Carmen Pedrosa is rather upset that the Advisory Commission on Constitutional Change can’t make up its mind on whether to advocate presidential or parliamentary government, preferring, instead, to take the question to the people. Says she,
Chairman Manny Angeles of the committee on form of government gave his report and the floor was opened for interpellations. After some debate, the view was expressed by some members that the committee report did not convince them that a shift was necessary. On one side there were those who said maybe we should just reform the presidential system we have here and there.
…But in the end, these contrasting views were overruled by those who said they were not convinced a case had been made for a shift to parliamentary government. Ergo, the group must defer any vote before it goes to consultations with the public…

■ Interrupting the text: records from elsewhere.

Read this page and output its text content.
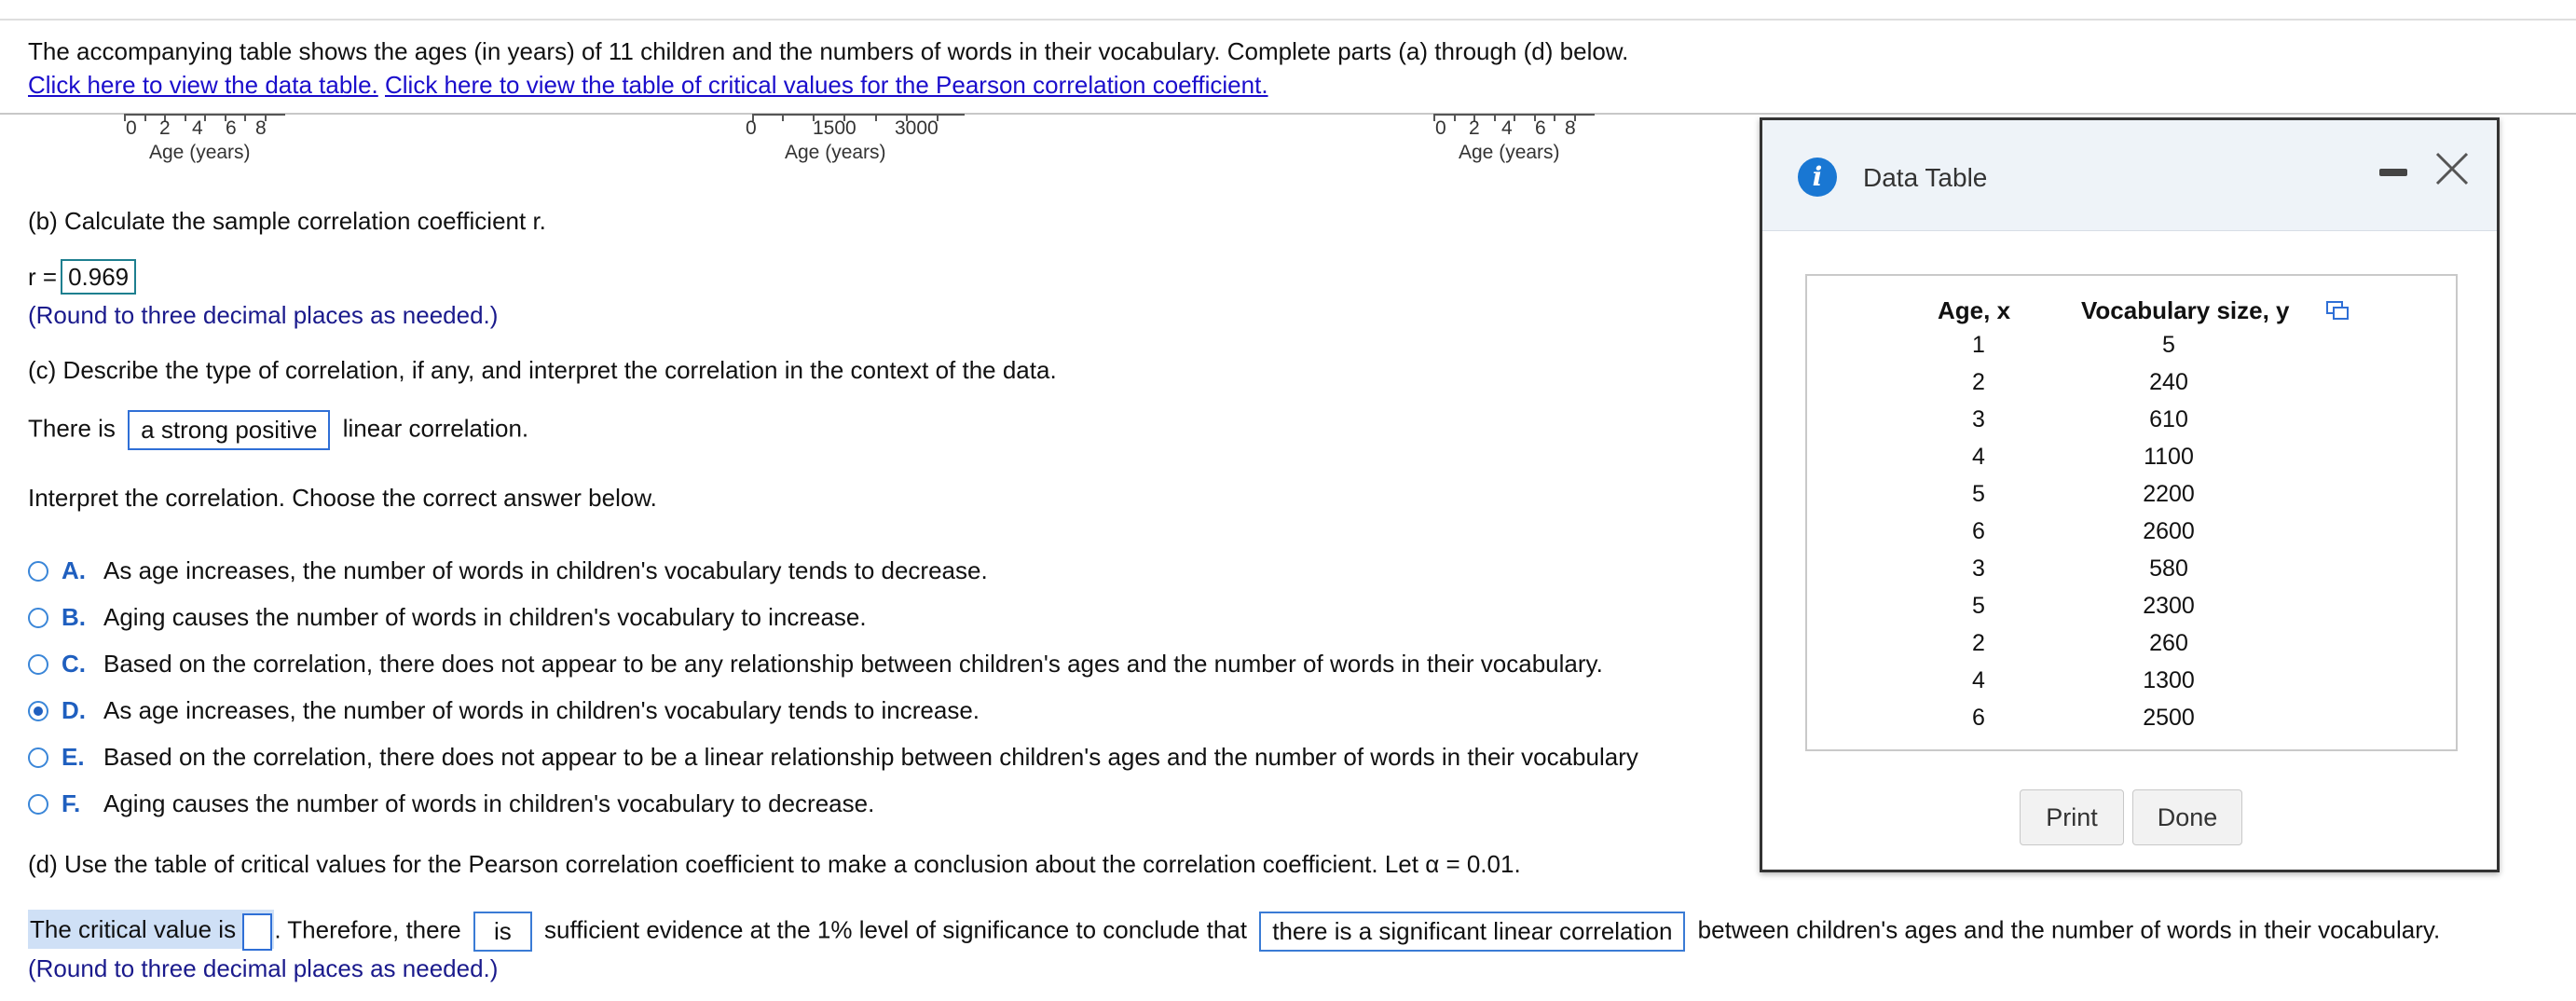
The accompanying table shows the ages (in years) of 11 children and the numbers of words in their vocabulary. Complete parts (a) through (d) below.
Click here to view the data table. Click here to view the table of critical values for the Pearson correlation coefficient.
0 2 4 6 8
Age (years)
0	1500 3000
Age (years)
0 2 4 6 8
Age (years)
(b) Calculate the sample correlation coefficient r.
r = 0.969
(Round to three decimal places as needed.)
(c) Describe the type of correlation, if any, and interpret the correlation in the context of the data.
There is a strong positive linear correlation.
Interpret the correlation. Choose the correct answer below.
A. As age increases, the number of words in children's vocabulary tends to decrease.
B. Aging causes the number of words in children's vocabulary to increase.
C. Based on the correlation, there does not appear to be any relationship between children's ages and the number of words in their vocabulary.
D. As age increases, the number of words in children's vocabulary tends to increase.
E. Based on the correlation, there does not appear to be a linear relationship between children's ages and the number of words in their vocabulary
F. Aging causes the number of words in children's vocabulary to decrease.
(d) Use the table of critical values for the Pearson correlation coefficient to make a conclusion about the correlation coefficient. Let α = 0.01.
The critical value is . Therefore, there is sufficient evidence at the 1% level of significance to conclude that there is a significant linear correlation between children's ages and the number of words in their vocabulary.
(Round to three decimal places as needed.)
i	Data Table
Age, x	Vocabulary size, y
1	5
2	240
3	610
4	1100
5	2200
6	2600
3	580
5	2300
2	260
4	1300
6	2500
Print	Done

The lesson in all this is a fundamental difficulty of the make-up of the commission. Chairman Abueva expressed this earlier. He said he thought it would be possible to work as a group given that members came from different cultures and disciplines. To me, there was an even more fundamental difference. There were some who had made charter change their advocacy and therefore had done their homework. There were others coming in from the cold and understandably have a different frame of reference in trying to understand the language of charter change advocacy. This substantial difference is worrying with the group poised to consult with the public. I, for one, think that unless we resolve and understand what charter change is all about among ourselves, we will not have a face that could go on consultations with the public.
I hear from my colleagues that we will present both sides of the debate and then allow the people to choose between the two. To me that is a cop-out. I am afraid it will be a case of the blind leading the blind. It may sound good but it will only compound the problem if the idea is to come up with an intelligent response to charter change that President GMA could present to Congress when it proposes the amendments in constituent assembly.

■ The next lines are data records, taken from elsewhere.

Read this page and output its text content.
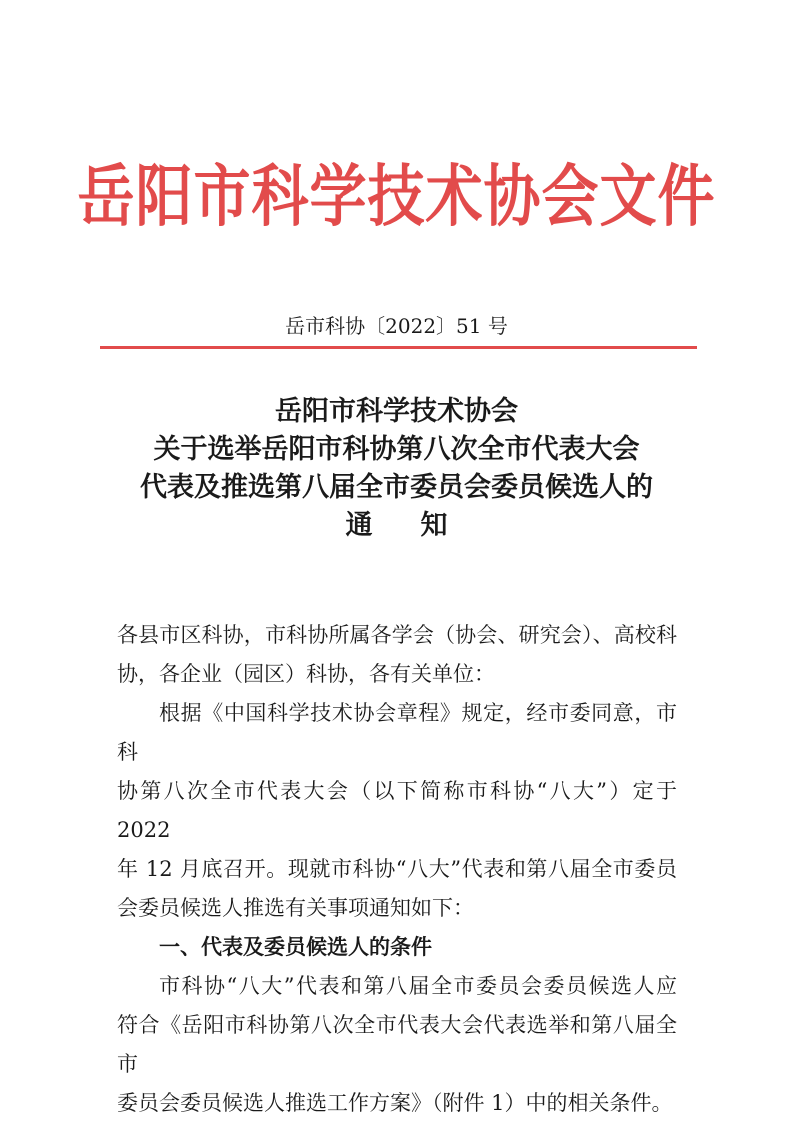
岳阳市科学技术协会文件
岳市科协〔2022〕51 号
岳阳市科学技术协会
关于选举岳阳市科协第八次全市代表大会
代表及推选第八届全市委员会委员候选人的
通知

各县市区科协，市科协所属各学会（协会、研究会）、高校科

协，各企业（园区）科协，各有关单位：

根据《中国科学技术协会章程》规定，经市委同意，市科

协第八次全市代表大会（以下简称市科协“八大”）定于 2022

年 12 月底召开。现就市科协“八大”代表和第八届全市委员

会委员候选人推选有关事项通知如下：

一、代表及委员候选人的条件

市科协“八大”代表和第八届全市委员会委员候选人应

符合《岳阳市科协第八次全市代表大会代表选举和第八届全市

委员会委员候选人推选工作方案》（附件 1）中的相关条件。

Pedrosa’s frustrations are shared, I’m sure, by other advocates of the parliamentary system, such as former president Ramos and Speaker de Venecia. I recently had a an interesting discussion with an operative of a political party, and according to the operative, when Indonesia looked for a model to emulate when it came to holding democratic elections, they immediately looked to the Philippines. The Indonesians immediately concluded that the Philippine mutli-party system as it exists would not result in anything positive; but preferring, as they did, a presidential system, the Indonesians then discussed how to prevent the Philippine situation which practically assures every president the lack of a clear and undeniable mandate to govern. They decided on run-off elections. However, they realized that run-off elections are expensive; but then, the question boiled down to what would be cheaper, in the long run: a one-off election, with a multiparty system, resulting in minority presidents unequipped with a solid mandate, or run-off elections, which ensured whoever won would be armed with an unquestionable majority? They decided it’s cheaper in the long term, to ensure that the person eventually elected president has a solid majority. I myself prefer the presidential system, and insist that our legislature must always be bicameral. It seems Justice Isagani Cruz is also of the same mind -he pens a hard-hitting blast against the proponents of parliamentary government.
Congratulations are in order to the staff of the new Daily Business Mirror, which Newsstand has been lucky enough to see a copy of. Speaking of newspapers, La Vida Lawyer calls the Philippine Star a crony paper. And BuzzMachine questions the reasoning that insists journalists should be condemned to poverty.